In automatic equipment employing the principles of xerography a plate in the form of a cylindrical drum is continuously rotated through a cycle of sequential operations including charging, exposure, developing and transfer. During the cycle a copy is reproduced onto a support surface and after transfer, the plate is cleaned before re-use. It is usual to charge the xerographic plate with corona of positive polarity on the order of 800-1100 volts by means of corona generating device having an electrode which, when supplied with potential above the corona threshold, produces an emission of corona ions that deposit uniformly onto the plate surface. Typical of the corona generating device employed heretofore are those described in U.S. Pat. No. 2,777,957 and U.S. Pat. No. 2,836,725 which show an electrode wire or wires supported relatively close to the surface to be charged. A grounded metallic shield generally surrounds the electrode except for an opening through which charge is emitted and is adapted to attract surplus emission emanating therefrom.
Inherent in xerographic apparatus of the type described above is the continuous presence of dust generated by the operations and generally comprising particulate quantities of stray electroscopic powder. With prolonged continuous operation, it has been found that the dust accumulates on and about the interior of the corona generator to such an extent that the charging efficiency thereof decreases substantially as the density of dust accumulation increases. This has required frequent cleaning and maintenance. For example, in order to maintain the entire apparatus operating effectively it has been necessary heretofore to completely clean the corona generator after approximately every 20,000 reproductions made. With millions of copies being generated yearly, the cost of servicing has represented a significant economic overhead. At the same time, in order to ensure uninterrupted operation within a plausible programmed maintenance schedule, it has been found necessary to operate these prior corona generating devices at a potential substantially above the threshold potential, being a much higher potential than is otherwise required for corona emission.

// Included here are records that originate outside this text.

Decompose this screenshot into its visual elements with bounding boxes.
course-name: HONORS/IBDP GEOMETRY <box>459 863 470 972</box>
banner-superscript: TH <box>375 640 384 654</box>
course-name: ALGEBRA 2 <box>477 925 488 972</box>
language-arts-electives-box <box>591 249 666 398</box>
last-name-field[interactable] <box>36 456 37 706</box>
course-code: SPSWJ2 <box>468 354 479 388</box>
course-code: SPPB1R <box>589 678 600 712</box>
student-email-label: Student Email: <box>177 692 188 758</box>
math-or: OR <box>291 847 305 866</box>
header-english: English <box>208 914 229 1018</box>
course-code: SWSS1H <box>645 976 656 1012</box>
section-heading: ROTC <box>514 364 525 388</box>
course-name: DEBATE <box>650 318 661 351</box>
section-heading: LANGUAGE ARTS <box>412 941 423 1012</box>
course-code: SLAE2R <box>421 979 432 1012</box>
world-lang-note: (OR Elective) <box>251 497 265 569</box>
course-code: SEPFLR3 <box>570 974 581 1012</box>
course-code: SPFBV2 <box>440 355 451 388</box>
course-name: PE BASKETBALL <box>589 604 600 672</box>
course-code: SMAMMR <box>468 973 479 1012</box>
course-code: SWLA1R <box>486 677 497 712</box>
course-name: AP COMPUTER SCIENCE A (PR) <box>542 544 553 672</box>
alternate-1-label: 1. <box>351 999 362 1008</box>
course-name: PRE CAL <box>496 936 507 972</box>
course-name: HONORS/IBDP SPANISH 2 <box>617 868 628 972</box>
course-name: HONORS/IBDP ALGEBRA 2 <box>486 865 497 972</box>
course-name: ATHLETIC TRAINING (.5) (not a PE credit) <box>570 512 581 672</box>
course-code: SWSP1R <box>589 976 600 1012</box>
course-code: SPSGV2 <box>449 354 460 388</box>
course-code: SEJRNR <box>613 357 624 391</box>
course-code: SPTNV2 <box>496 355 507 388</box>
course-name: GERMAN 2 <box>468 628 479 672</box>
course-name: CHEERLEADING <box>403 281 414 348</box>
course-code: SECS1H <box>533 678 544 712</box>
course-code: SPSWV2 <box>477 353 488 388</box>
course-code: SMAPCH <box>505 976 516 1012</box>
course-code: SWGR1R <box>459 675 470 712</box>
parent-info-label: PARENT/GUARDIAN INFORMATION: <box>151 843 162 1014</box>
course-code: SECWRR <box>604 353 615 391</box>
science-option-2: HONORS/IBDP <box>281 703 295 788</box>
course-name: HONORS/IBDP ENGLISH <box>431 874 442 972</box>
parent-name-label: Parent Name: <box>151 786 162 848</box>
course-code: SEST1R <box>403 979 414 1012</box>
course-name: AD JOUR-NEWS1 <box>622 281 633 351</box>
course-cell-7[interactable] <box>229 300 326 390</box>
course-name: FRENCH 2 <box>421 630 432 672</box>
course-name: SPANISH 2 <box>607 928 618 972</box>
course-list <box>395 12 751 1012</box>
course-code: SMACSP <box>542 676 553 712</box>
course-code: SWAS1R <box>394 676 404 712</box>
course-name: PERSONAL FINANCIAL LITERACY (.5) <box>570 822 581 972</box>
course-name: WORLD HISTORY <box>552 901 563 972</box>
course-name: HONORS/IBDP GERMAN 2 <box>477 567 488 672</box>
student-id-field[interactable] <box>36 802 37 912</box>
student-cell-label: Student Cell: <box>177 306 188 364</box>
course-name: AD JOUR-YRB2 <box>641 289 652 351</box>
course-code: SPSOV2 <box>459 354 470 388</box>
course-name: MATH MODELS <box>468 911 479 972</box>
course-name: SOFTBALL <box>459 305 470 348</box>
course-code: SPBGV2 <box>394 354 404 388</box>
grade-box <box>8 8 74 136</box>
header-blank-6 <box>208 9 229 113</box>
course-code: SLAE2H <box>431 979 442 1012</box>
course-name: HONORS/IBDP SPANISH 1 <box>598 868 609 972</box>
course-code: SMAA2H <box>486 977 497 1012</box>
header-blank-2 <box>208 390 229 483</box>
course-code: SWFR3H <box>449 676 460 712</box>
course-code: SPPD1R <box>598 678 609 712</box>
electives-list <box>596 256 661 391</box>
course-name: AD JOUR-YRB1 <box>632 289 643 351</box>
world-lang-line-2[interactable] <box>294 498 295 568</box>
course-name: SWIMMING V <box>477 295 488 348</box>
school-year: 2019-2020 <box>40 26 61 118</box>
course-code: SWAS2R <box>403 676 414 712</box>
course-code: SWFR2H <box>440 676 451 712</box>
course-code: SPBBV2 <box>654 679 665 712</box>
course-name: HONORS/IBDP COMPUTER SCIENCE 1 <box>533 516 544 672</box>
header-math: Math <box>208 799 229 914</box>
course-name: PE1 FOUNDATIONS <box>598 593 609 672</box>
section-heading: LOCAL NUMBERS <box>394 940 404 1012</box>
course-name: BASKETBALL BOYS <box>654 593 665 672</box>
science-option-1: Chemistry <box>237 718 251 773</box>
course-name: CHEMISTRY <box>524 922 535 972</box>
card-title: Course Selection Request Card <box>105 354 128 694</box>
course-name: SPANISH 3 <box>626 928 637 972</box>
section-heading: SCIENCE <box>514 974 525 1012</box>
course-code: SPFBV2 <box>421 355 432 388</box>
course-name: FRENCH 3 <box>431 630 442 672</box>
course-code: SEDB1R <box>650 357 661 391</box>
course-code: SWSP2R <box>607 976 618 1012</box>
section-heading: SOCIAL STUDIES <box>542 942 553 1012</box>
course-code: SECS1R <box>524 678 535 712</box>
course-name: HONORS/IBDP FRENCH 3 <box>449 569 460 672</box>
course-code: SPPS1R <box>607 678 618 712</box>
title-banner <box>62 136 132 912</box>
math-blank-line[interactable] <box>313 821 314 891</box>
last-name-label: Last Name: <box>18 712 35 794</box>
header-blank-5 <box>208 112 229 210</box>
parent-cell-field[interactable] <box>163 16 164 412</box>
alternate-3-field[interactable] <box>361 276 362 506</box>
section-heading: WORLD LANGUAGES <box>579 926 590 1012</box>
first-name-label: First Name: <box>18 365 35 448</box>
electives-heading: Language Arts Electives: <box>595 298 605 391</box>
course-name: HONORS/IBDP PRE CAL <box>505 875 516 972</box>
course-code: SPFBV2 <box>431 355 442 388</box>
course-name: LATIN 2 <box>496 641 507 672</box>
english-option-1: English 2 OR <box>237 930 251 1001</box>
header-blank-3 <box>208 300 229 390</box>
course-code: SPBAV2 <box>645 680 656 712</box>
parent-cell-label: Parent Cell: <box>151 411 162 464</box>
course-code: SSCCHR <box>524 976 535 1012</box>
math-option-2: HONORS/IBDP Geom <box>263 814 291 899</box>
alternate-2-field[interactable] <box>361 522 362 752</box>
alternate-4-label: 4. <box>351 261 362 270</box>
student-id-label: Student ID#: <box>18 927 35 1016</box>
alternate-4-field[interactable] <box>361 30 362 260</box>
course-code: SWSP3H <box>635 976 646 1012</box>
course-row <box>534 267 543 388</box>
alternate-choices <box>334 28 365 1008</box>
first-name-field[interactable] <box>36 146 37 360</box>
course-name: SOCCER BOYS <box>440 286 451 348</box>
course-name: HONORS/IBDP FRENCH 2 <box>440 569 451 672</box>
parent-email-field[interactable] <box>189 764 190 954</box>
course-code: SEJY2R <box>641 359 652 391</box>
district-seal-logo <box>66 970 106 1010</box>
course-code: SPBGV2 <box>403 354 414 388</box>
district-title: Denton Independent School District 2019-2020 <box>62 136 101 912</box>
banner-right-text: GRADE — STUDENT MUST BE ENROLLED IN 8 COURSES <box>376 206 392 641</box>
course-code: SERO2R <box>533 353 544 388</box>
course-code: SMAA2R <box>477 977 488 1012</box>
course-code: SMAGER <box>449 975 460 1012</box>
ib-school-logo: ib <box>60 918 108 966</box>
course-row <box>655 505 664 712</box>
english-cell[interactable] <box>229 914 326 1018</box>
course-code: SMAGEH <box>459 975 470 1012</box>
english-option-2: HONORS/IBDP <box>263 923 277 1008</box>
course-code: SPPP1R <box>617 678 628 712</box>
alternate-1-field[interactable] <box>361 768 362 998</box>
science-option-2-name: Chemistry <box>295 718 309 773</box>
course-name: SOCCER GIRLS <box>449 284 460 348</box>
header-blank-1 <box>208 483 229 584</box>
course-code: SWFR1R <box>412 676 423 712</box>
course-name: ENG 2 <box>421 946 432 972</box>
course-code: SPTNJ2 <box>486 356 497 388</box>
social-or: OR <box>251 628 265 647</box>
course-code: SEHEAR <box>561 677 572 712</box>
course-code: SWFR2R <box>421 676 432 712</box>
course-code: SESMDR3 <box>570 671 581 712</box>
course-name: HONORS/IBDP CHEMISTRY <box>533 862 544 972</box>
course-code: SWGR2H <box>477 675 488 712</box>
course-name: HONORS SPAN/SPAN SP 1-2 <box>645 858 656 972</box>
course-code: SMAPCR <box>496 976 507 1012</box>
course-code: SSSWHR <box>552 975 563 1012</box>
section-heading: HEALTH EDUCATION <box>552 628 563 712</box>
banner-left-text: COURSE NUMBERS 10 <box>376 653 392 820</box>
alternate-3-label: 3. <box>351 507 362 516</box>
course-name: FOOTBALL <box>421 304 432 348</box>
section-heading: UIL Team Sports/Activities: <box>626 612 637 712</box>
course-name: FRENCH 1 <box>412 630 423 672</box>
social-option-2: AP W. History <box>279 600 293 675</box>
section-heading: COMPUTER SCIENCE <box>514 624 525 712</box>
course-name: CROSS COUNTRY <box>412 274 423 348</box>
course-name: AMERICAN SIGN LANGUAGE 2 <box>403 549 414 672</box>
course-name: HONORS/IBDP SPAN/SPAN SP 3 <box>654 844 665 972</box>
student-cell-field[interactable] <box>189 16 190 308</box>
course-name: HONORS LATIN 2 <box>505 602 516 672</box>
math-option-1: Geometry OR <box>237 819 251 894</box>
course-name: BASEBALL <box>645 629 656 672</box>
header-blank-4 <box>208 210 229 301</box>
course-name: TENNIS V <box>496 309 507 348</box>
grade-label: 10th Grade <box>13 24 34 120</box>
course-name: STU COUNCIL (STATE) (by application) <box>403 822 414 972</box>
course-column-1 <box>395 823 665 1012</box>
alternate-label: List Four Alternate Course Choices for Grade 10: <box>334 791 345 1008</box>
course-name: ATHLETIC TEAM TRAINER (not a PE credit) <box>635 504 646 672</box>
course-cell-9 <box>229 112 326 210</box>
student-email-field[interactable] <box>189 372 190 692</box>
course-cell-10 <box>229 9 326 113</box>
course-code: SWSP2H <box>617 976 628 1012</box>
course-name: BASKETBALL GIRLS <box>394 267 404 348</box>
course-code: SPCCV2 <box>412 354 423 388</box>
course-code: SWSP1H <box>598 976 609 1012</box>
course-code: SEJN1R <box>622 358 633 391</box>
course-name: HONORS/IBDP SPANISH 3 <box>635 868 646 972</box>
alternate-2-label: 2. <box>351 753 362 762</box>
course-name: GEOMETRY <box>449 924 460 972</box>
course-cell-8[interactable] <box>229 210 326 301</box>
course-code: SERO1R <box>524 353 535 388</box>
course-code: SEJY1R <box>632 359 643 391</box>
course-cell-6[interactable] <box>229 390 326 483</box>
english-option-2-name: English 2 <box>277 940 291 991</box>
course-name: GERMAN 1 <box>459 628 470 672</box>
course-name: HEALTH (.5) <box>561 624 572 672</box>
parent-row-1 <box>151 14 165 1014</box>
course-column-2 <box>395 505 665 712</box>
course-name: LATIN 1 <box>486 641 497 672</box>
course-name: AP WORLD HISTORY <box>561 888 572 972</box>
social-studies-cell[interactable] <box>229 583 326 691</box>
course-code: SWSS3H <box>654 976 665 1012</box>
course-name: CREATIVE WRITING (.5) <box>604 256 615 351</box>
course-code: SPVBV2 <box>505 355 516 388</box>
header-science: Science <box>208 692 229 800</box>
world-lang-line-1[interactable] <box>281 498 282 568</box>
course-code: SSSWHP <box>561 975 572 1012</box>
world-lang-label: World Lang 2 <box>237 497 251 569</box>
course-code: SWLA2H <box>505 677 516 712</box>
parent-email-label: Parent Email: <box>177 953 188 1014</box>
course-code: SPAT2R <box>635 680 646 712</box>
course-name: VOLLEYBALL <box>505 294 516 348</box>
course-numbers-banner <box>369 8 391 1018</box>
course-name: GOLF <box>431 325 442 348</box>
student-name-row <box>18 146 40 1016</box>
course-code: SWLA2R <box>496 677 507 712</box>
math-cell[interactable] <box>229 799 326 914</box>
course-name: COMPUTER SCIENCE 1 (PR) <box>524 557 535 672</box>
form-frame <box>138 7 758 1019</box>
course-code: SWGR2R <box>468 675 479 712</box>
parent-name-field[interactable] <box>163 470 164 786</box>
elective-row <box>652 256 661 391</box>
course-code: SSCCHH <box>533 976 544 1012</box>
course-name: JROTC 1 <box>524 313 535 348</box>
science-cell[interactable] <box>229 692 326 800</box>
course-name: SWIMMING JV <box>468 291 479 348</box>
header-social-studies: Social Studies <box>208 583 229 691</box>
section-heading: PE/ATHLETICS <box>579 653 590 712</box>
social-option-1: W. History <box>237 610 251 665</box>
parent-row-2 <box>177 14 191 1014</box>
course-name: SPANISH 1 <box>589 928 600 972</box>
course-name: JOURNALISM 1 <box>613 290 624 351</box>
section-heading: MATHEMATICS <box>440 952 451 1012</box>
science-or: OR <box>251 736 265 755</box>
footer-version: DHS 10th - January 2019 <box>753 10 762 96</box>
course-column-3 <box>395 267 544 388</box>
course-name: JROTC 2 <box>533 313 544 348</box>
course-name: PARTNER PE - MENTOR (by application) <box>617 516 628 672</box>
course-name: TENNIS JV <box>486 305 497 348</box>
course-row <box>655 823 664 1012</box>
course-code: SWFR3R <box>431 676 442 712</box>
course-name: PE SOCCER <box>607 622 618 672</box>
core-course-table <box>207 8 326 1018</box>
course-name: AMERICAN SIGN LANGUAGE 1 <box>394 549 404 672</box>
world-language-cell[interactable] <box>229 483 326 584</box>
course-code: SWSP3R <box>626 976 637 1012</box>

Still further, in addition to the problem associated with cleanliness it has long been known that the consumption of corona collected by the surrounding shield has been far in excess of that applied onto a recipient surface to be charged. It has been established that with some corona generators the shield or other surrounding elements consume as much as 84% of the total charging current while only the remaining 16% is effective in applying a charge in the manner intended onto a receiving surface such as a xerographic plate.
Although it has been known for some time as shown, for example, by U.S. Pat. No. 2,547,573 and U.S. Pat. No. 3.094,437 that corona generating precipitator electrode wires may be cleaned by intermittently displacing the wire by rapping it or vibrating it, the concept of cleaning a corotron electrode wire of an electrostatic copying machine by causing it to vibrate was not considered apparently because of different conditions under which it operated and the different problems presented, i.e., the possibility of arcing which occurs in copying machines. These differences were recognized by the prior art as shown in U.K. Pat. No. 1,116,687. In that patent, as well as U.K. Pat. No. 1,331,339 the suggested solution is a grounded shield and reduction or prevention of vibration of the wire. Other prior art as shown for example in U.S. Pat. Nos. 2,811,135; 3,842,273; and 3,875,407 suggests mechanical flexing and scraping along the length of the wire while others, for example, disclose replacing the dirty wire (U.S. Pat. No. 3,499,143), vaporising the dirt with periodic high temperature surges (U.S. Pat. No. 3,496,352) and blowing clean air over the wires, (U.S. Pat. No. 3,324,291).
It is a discovery of this invention that periodic controlled vibration of the corotron wire in a copying machine indeed does clean the wire to produce detectable increases in copy quality and in fact does not have the disadvantages such as arcing heretofore associated therewith.